Monday, November 25

JOB FIGURES SHOW SIGNS OF LABOUR MARKET WEAKENING –  Businesses feel the impact of rising prices and high-interest rates

The UK’s job market is showing signs of weakening, suggesting businesses are feeling the impact of rising prices and high-interest rates.

The unemployment rate was 4.2% between June and August, up from 4% in the March-to-May quarter but unchanged from last month.

UK economic growth has proved sluggish in recent months.

The current economic picture has fuelled expectations that interest rates will be left unchanged.

The Bank of England, which sets UK rates, will decide in November whether to increase, decrease, or keep rates at 5.25%.

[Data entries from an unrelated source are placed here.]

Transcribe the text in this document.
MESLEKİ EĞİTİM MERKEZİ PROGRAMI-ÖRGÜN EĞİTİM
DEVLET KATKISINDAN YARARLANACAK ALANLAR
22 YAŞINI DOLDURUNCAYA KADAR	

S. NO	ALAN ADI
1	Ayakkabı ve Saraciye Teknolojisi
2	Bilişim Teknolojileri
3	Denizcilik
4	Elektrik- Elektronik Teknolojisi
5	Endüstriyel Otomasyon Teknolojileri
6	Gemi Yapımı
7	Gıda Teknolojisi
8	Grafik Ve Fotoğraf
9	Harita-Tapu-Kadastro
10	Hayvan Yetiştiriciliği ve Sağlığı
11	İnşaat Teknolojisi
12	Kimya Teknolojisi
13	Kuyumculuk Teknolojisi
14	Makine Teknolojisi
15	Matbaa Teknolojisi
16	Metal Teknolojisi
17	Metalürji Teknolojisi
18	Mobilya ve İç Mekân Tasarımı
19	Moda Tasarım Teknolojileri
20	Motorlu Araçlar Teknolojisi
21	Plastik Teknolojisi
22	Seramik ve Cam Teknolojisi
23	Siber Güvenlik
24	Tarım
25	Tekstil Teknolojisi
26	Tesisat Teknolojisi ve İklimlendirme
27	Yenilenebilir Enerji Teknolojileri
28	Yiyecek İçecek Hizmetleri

It decided to leave its benchmark rate unchanged at its previous meeting after 14 consecutive rises, with governor Andrew Bailey saying there were “increasing signs” that higher rates were starting to hurt the economy.

The Bank first started to increase interest rates in December 2021 to slow the rate consumer prices were rising – which is known as inflation.

But it is a balancing act as raising rates too high can lead to businesses to halt investment plans or make cutbacks and stifle economic growth, which can lead to a recession.

Latest figures for the UK economy showed it returned to growth in August, following a sharp fall in July, but economists have painted a picture of the economy “only just grinding forward”.

Following the jobs numbers, analysts reaffirmed their predictions that the Bank would hold off on further interest rate rises in November.